The unnamed child star (David Harrison) only comes fully into focus as a character in the final scenes: in the first half he is mainly a peripheral dogsbody, lurking at the edges of his own nightmare. The other actors now become the faces around him in the hospital: a doctor (Tony Nikolakopoulos), a nurse who photographs herself with the sleeping actor, a man dying in the bed next to him. His reality is an anguish of pain, terror and loneliness as his body deteriorates, punctuated by the artificial days and nights of hospital routine.

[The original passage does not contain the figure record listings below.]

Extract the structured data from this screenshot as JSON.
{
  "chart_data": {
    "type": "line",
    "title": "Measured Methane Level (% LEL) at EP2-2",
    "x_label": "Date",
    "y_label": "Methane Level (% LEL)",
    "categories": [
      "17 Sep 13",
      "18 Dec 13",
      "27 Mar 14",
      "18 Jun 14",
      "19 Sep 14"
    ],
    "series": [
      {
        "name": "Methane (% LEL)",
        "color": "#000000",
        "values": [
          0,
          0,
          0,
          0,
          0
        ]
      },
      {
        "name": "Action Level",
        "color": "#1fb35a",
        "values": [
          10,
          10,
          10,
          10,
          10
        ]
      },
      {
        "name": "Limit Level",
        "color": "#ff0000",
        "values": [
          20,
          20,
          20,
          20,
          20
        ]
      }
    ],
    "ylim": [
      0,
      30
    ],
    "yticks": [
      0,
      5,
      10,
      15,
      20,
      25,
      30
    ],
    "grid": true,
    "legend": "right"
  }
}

The performances, in particular Belinda McClory and Greg Stone's, are riveting, at once grotesque and naturalised, finding the more-than-real extremity in the stereotypes they are portraying. Lutton's production is impeccably orchestrated, exploiting David Franzke's sound design to shift seamlessly from dramatic time to simple duration, as when we watch actors sweep shattered glass up on the stage. Nick Schlieper's design meets the boldness of the writing, sweeping from the spectacular to the intimate, and uses the space of Merlyn as well as anything I've seen there. It's dark, pitiless theatre, obscenely and bathetically comic, that enacts how apocalyptic America plays out its neuroses through the spectacle of the individual. Not to be missed.
Pompeii, LA, by Declan Greene, directed by Matthew Lutton. Set and lighting by Nick Schlieper, costume design by Mel Page, composition and sound design by David Franzke. With David Harrison, Belinda McClory, Tony Nikolakopoulos, Luke Ryan, Anna Samson and Greg Stone. Merlyn Theatre, Malthouse Theatre, until December 9.